Apart from the music there was also dancing. We know the king threw some real shapes that day. David was leaping and dancing about in his white tunic.

And there was a barbecue of roast meats.

They really knew how to hold a party.

Although the music has changed the words have remained unchanged. They have passed through various translations into many languages over time and of course the one the choir sang to us tonight is Coverdale’s translation into the English of his day from the Latin version that was in use in 1535.

So what of the content of this psalm?

Well, we can note the repeating of things three times. At the very beginning of the psalm the word “sing” is used three times, and a little further on the word “ascribe” is also used three times.

Today often in our own worship we repeat things three times – “Holy, Holy, Holy”; and often composers of music repeat a line three times. There is something that is quite basic and satisfying about that, and it’s here also. A tradition that we have inherited from way back then.

But what are we to sing? Three “sings”: three things.

First, we are told to sing a new song. And this was on that occasion a brand new song. I am very encouraged that in our worship here, we often sing new songs – sometimes new words but more often new music. Much of our music this evening has been written by 3 women who are all our contemporaries and most of them significantly younger than many of us. The music for the introit the choir sang as the service began was composed last year by Lucy Walker, who is 25 years old; the preces by Joanna Forbes L’Estrange who is all of 52; and the canticles by Dobrinca Tabakova who is 43.

So this psalm is a real encouragement to us constantly to go on finding new ways of expressing our worship to God. The song remains the same, but it needs to be ever renewed.

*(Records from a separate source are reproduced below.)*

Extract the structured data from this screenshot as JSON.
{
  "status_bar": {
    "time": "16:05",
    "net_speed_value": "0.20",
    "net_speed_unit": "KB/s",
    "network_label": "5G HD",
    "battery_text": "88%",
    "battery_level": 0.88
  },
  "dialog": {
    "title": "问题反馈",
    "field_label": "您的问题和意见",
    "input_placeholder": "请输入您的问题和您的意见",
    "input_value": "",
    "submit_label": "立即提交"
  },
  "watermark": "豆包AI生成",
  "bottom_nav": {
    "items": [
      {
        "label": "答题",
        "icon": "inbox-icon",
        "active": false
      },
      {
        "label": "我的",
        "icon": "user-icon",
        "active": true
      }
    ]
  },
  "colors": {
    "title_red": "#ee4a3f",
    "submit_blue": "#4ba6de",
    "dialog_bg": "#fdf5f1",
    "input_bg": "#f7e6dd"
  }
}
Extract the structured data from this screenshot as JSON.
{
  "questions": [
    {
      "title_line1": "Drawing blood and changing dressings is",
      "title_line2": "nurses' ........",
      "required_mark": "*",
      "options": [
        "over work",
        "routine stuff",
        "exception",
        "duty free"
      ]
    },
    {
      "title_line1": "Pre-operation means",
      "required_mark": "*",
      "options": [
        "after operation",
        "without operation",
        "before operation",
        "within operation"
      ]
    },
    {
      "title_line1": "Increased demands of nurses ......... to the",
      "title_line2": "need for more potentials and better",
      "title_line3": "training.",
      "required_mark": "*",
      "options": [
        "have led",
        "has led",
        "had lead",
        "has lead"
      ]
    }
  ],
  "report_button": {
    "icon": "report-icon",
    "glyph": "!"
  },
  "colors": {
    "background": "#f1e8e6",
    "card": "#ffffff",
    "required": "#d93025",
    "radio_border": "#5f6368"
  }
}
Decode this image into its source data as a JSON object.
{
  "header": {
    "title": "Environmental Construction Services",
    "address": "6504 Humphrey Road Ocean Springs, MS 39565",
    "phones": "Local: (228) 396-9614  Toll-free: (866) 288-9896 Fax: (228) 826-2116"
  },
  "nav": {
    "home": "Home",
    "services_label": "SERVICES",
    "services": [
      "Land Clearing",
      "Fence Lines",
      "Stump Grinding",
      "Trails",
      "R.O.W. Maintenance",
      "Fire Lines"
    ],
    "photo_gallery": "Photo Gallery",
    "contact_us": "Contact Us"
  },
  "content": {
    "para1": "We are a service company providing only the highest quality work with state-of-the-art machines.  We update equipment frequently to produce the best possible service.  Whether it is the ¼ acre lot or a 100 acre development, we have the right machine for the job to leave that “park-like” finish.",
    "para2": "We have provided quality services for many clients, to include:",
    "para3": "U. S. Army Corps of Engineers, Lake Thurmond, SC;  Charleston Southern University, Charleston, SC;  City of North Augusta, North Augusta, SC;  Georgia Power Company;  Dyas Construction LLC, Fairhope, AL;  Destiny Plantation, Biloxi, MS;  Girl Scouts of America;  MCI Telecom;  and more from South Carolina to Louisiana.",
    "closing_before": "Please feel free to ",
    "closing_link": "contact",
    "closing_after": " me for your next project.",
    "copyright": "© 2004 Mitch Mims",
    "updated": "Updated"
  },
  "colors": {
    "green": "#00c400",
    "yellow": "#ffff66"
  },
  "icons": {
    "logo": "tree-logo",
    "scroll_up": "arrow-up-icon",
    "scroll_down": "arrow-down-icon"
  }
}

But secondly – the second “sing” – the psalm invites the whole earth, all creation, to sing to God. You may remember a few weeks ago on Palm Sunday we were remined that when the religious leaders told Jesus to stop the people singing his praises, he said that if they stopped the very stones would cry out. And as we walk around the city, especially at this time of year when the trees and shrubs are coming alive with that lovely fresh greenness – we can see perhaps a small part of the whole earth singing its praise to the God who made and sustains it all.

And of course the anthem was just about that, about when the winter is ended and all things begin to come alive again. And so the whole of creation is to and does sing to God.

But the third “sing” is what should be at the very centre of all our singing and praise – namely the salvation God has given us. For David and his choir that was focussed very much on God saving them from slavery in Egypt. For us it is the salvation we celebrate in this season of Easter, when through his death and rising Jesus has shown that Good Friday is never the end. Through his dying and rising Jesus has enabled us to have God’s life within us; to know God as our Father – Abba, our Daddy. In a moment we shall be singing about how Judah’s Lion burst his chains and crushed the serpent’s head, and how He is now triumphant in glory, ruling over everything. This is the very heart of the gospel and should always be at the heart of our worship.

Then there is another strand finally to this psalm which again should always be at the heart of worship – there is only one true God – the God who made everything. Coverdale says “as for all the gods of the heathen they are but idols”. These gods with a small “g” might be things, objects, images, but they may be ideas. There are so many things that we can see as being in control of our lives and to whose laws we must submit. The psalm says that all these things are “idols”, the word literally means, and in other places is translated: “worthless”. So our worship should always bring us to know in our hearts that there are no other people, principles, or powers that are to rule our lives; they are worth nothing compared with living as the children of the one true God.

So we are told three times to ascribe worship and honour to God and to stand in awe of this God. Ultimately again that is what all our worship is about. The introduction to our service booklet says this service immerses us in scripture which spoken and sung gives us time and space to lose ourselves in prayer and come closer to God.